Tel est le témoignage sur l’épiscopat que nous a laissé Saint Ignace d’Antioche. On en trouverait de semblables chez les Irénée, les Tertullien, les Cyprien... La leçon que nous ont laissée les anciens Pères de l’Eglise est encore valable pour nous, en nos temps où nous avons perdu l’unité première, où nous rêvons de la recomposer. L’unité des chrétiens ne pourra se reconstituer qu’autour d’un épiscopat réunifié. Dans la mesure où nous retrouverons la charité nous retrouverons l’unité ; et dans la mesure où nous retrouverons l’ unité nous retrouverons aussi la place éminente, à la fois d’autorité et de service, qui revient à l’évêque dans le corps idéal de l’Eglise.

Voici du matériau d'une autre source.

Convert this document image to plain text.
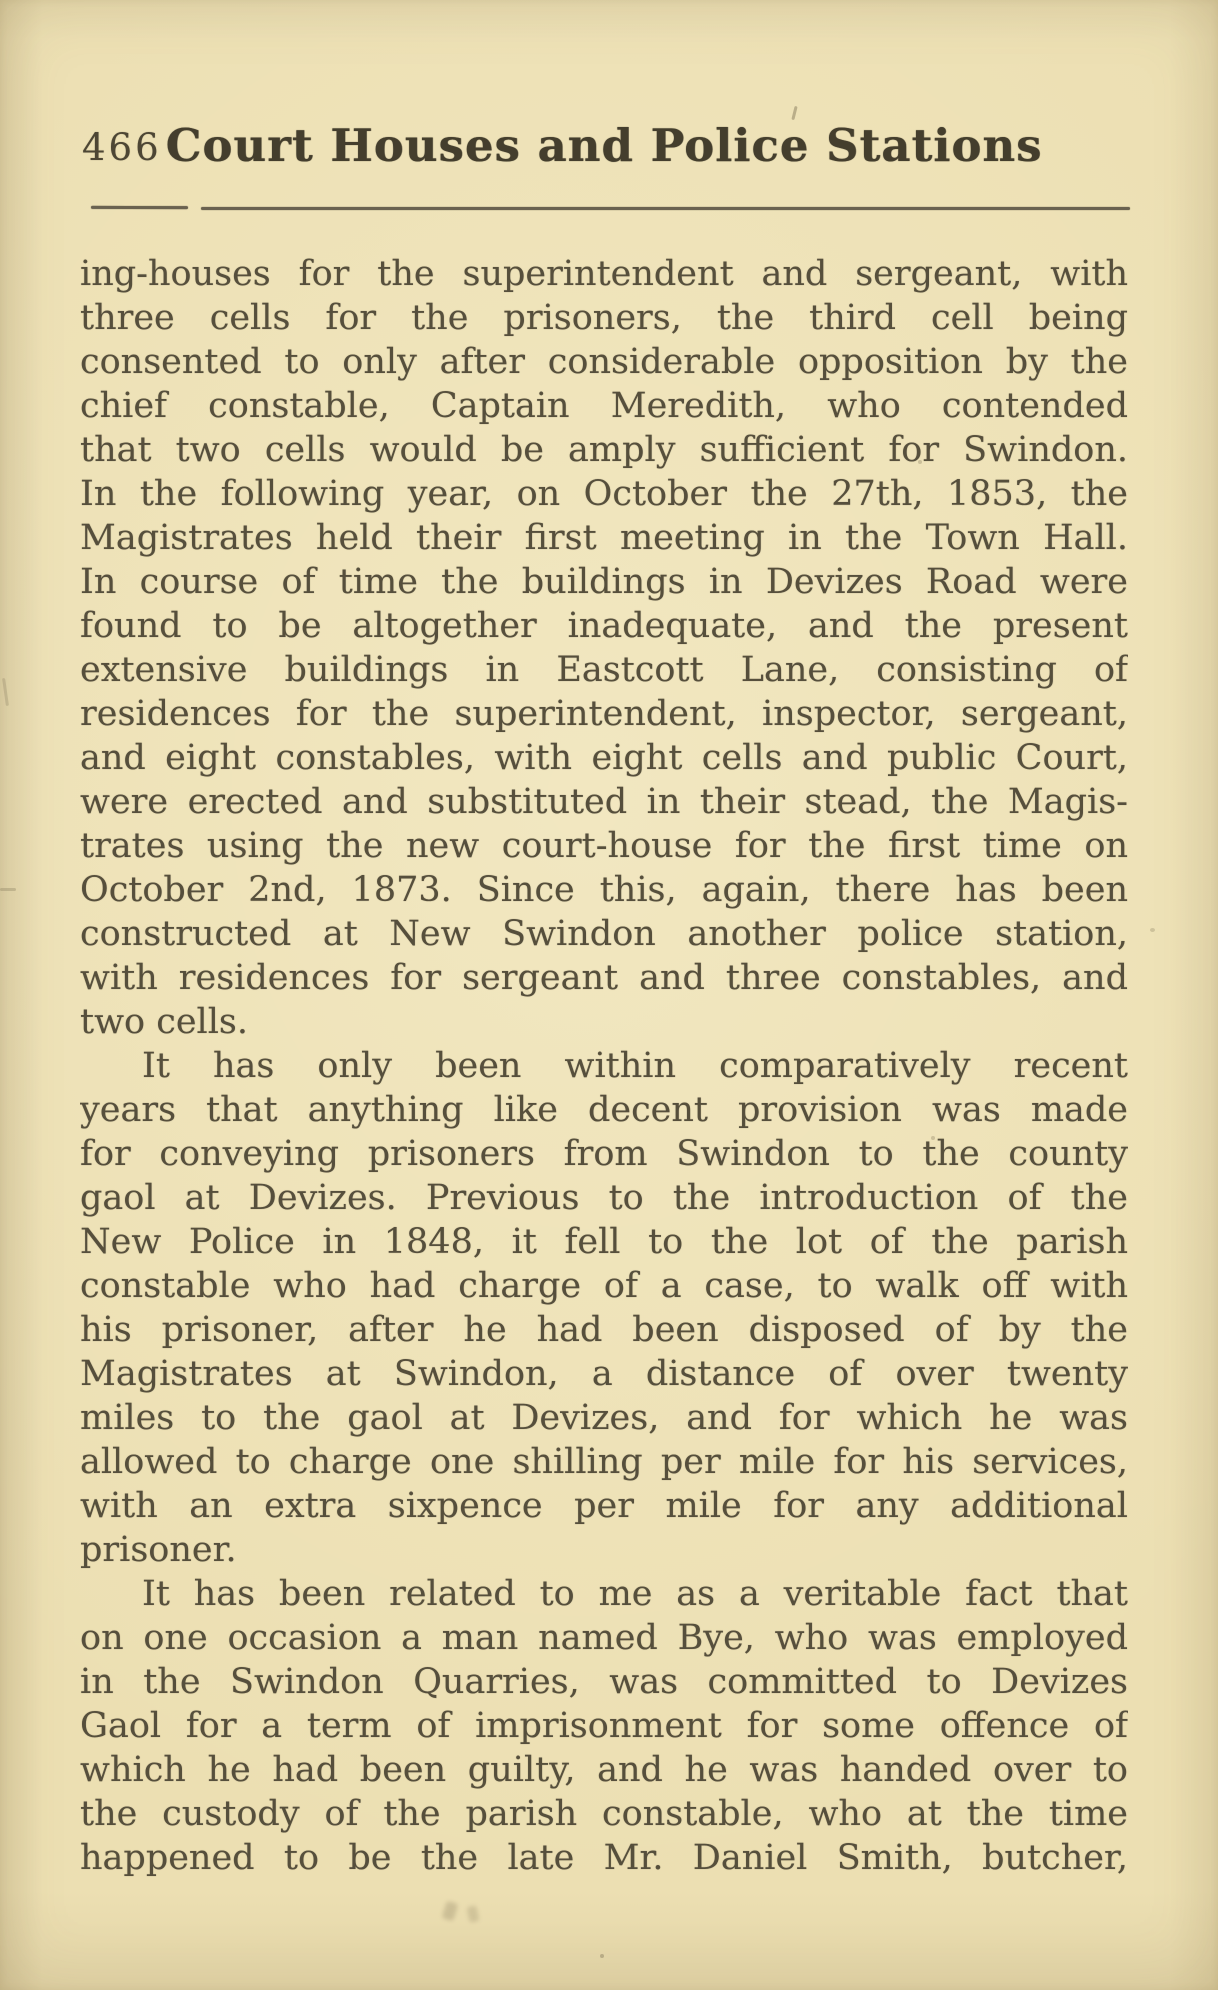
466 Court Houses and Police Stations
ing-houses for the superintendent and sergeant, with
three cells for the prisoners, the third cell being
consented to only after considerable opposition by the
chief constable, Captain Meredith, who contended
that two cells would be amply sufficient for Swindon.
In the following year, on October the 27th, 1853, the
Magistrates held their first meeting in the Town Hall.
In course of time the buildings in Devizes Road were
found to be altogether inadequate, and the present
extensive buildings in Eastcott Lane, consisting of
residences for the superintendent, inspector, sergeant,
and eight constables, with eight cells and public Court,
were erected and substituted in their stead, the Magis-
trates using the new court-house for the first time on
October 2nd, 1873. Since this, again, there has been
constructed at New Swindon another police station,
with residences for sergeant and three constables, and
two cells.
It has only been within comparatively recent
years that anything like decent provision was made
for conveying prisoners from Swindon to the county
gaol at Devizes. Previous to the introduction of the
New Police in 1848, it fell to the lot of the parish
constable who had charge of a case, to walk off with
his prisoner, after he had been disposed of by the
Magistrates at Swindon, a distance of over twenty
miles to the gaol at Devizes, and for which he was
allowed to charge one shilling per mile for his services,
with an extra sixpence per mile for any additional
prisoner.
It has been related to me as a veritable fact that
on one occasion a man named Bye, who was employed
in the Swindon Quarries, was committed to Devizes
Gaol for a term of imprisonment for some offence of
which he had been guilty, and he was handed over to
the custody of the parish constable, who at the time
happened to be the late Mr. Daniel Smith, butcher,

C’est pourquoi il importe de bien connaître la fonction épiscopale, de bien l’analyser dans ses racines apostoliques et dans sa visée évangélique. Il importe de la restaurer dans sa fraîcheur première.
Ce travail a déjà été entrepris bien sûr, et avec une autorité éminente, quoique encore d’une manière partielle, par le concile Vatican II. Mais le concile Vatican II s’est fixé consciemment, explicitement, -- c’était son droit -- des objectifs plutôt pastoraux et pratiques que doctrinaux ou dogmatiques. La restauration seconde vaticane n’empêche donc pas, elle appelle même, semble-t-il, une réflexion plus théorique sur la nature intrinsèque de l’épiscopat, sa justification, son utilité, sa finalité. On pourrait certes en dire autant de maint autre point du dogme chrétien.
Nous étudierons donc la doctrine de l’épiscopat, à la fois selon ses sources : scripturaires, traditionnelles, canoniques, historiques, … et selon des perspectives œcuméniques.